Gazet van Antwerpen Stad en Rand
Zigeunerjazz voor de nazi’s
Het moest tot 2017 duren eer er een film werd gewijd aan Django Reinhardt, een van de grootste gitaristen aller tijden, overleden in 1953. Dat zegt wat over de tweederangsstatus van de Sinti en andere volkeren van woonwagenbewoners. Zij krijgen, samen met hun muzikale icoon, een eerbetoon met dit regiedebuut van Etienne Comar.

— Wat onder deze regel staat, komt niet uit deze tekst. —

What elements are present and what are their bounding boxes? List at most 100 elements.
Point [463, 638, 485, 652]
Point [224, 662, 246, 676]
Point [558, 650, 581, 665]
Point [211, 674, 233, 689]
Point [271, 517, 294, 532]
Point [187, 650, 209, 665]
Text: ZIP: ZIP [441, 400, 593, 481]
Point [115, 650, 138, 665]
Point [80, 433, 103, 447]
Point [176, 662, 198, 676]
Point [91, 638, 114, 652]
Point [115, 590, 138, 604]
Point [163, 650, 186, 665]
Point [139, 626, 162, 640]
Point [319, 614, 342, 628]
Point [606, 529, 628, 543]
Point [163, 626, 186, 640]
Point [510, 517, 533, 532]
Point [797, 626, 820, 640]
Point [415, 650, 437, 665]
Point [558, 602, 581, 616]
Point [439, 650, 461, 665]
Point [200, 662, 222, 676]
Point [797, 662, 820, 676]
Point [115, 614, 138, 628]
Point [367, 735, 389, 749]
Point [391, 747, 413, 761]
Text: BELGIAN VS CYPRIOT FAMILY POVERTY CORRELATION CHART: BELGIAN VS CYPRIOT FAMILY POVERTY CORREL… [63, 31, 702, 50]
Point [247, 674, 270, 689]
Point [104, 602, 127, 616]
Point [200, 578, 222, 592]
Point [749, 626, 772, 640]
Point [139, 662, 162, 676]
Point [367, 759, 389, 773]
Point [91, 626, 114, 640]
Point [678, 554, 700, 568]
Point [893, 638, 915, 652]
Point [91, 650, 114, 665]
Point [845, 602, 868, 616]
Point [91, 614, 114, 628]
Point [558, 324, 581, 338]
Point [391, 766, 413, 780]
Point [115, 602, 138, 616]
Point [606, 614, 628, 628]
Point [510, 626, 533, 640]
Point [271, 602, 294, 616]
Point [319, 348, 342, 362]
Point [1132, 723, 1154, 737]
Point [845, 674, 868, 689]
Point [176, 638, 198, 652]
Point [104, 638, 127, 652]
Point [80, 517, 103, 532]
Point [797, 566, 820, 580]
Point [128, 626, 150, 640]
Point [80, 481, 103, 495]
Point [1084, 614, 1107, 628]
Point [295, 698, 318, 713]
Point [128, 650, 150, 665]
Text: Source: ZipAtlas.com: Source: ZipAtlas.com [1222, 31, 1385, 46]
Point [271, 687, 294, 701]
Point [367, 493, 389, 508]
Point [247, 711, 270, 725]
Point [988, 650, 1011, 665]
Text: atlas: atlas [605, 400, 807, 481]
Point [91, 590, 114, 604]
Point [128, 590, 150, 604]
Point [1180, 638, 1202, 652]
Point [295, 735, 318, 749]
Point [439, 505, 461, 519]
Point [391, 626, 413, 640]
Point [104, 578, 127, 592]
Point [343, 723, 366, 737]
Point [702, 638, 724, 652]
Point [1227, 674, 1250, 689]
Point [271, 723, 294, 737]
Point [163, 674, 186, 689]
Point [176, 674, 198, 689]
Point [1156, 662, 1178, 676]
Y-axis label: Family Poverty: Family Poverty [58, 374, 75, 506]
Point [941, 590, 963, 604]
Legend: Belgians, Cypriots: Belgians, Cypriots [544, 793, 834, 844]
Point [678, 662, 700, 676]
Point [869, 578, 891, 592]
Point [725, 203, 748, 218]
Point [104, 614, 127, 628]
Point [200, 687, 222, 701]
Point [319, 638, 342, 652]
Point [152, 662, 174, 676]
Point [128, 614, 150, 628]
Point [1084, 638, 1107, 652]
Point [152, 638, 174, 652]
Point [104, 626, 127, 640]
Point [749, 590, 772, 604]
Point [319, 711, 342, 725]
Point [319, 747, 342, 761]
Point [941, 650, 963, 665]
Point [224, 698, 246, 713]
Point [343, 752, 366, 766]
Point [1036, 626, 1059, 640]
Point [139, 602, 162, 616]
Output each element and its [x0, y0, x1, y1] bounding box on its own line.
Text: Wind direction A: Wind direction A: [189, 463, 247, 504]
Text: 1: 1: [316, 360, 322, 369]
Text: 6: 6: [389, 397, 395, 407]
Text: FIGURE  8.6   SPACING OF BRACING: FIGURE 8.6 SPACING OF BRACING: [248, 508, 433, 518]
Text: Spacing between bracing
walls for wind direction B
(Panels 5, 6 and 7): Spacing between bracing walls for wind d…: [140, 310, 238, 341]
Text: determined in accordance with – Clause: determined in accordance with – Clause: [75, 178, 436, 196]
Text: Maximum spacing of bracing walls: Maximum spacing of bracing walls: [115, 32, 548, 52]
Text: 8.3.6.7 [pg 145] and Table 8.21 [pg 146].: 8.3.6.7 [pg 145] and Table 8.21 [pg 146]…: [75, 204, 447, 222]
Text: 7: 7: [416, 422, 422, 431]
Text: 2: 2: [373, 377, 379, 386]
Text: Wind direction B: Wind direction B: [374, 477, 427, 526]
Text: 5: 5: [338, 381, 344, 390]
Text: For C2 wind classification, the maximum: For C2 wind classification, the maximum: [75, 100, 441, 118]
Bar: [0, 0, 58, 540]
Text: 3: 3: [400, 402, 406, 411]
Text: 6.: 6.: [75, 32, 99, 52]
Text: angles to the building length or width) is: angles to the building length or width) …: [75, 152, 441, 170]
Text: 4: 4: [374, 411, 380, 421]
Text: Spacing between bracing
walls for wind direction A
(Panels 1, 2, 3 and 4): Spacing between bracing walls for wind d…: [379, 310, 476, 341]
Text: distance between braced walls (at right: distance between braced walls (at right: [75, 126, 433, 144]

Hij focust op Django’s jaren in het bezette Frankrijk van WOII. De bezetter hield er een dubbele moraal op na: hij hing bordjes op met ‘ Swing tanzen verboten’ en deporteerde zigeuners naar concentratiekampen, maar ondertussen mocht Django het moreel van de troepen hoog houden met zijn jazz manouche.
Comar permitteerde zich de vrijheid om, in de geest van de jazzvirtuoos, aan het improviseren te slaan. Django krijgt hier gestalte als een figuur van vlees en bloed, met dank aan een ingetogen vertolking van de Franse acteur Reda Kateb. Minder fortuinlijk is hoe onze landgenote Cécile de France moet opdraven als een femme fatale die dubbel spel speelt met de nazi’s. Hier balanceert de verbeelding op de rand van het ridicule.
De film heeft dus zijn gebreken, maar alvast één merite is de uitvoering van Django’s muziek door het Rosenberg Trio. De documentaire waarde van deze film is beperkt, maar hij weet wel de geest van Django op te roepen.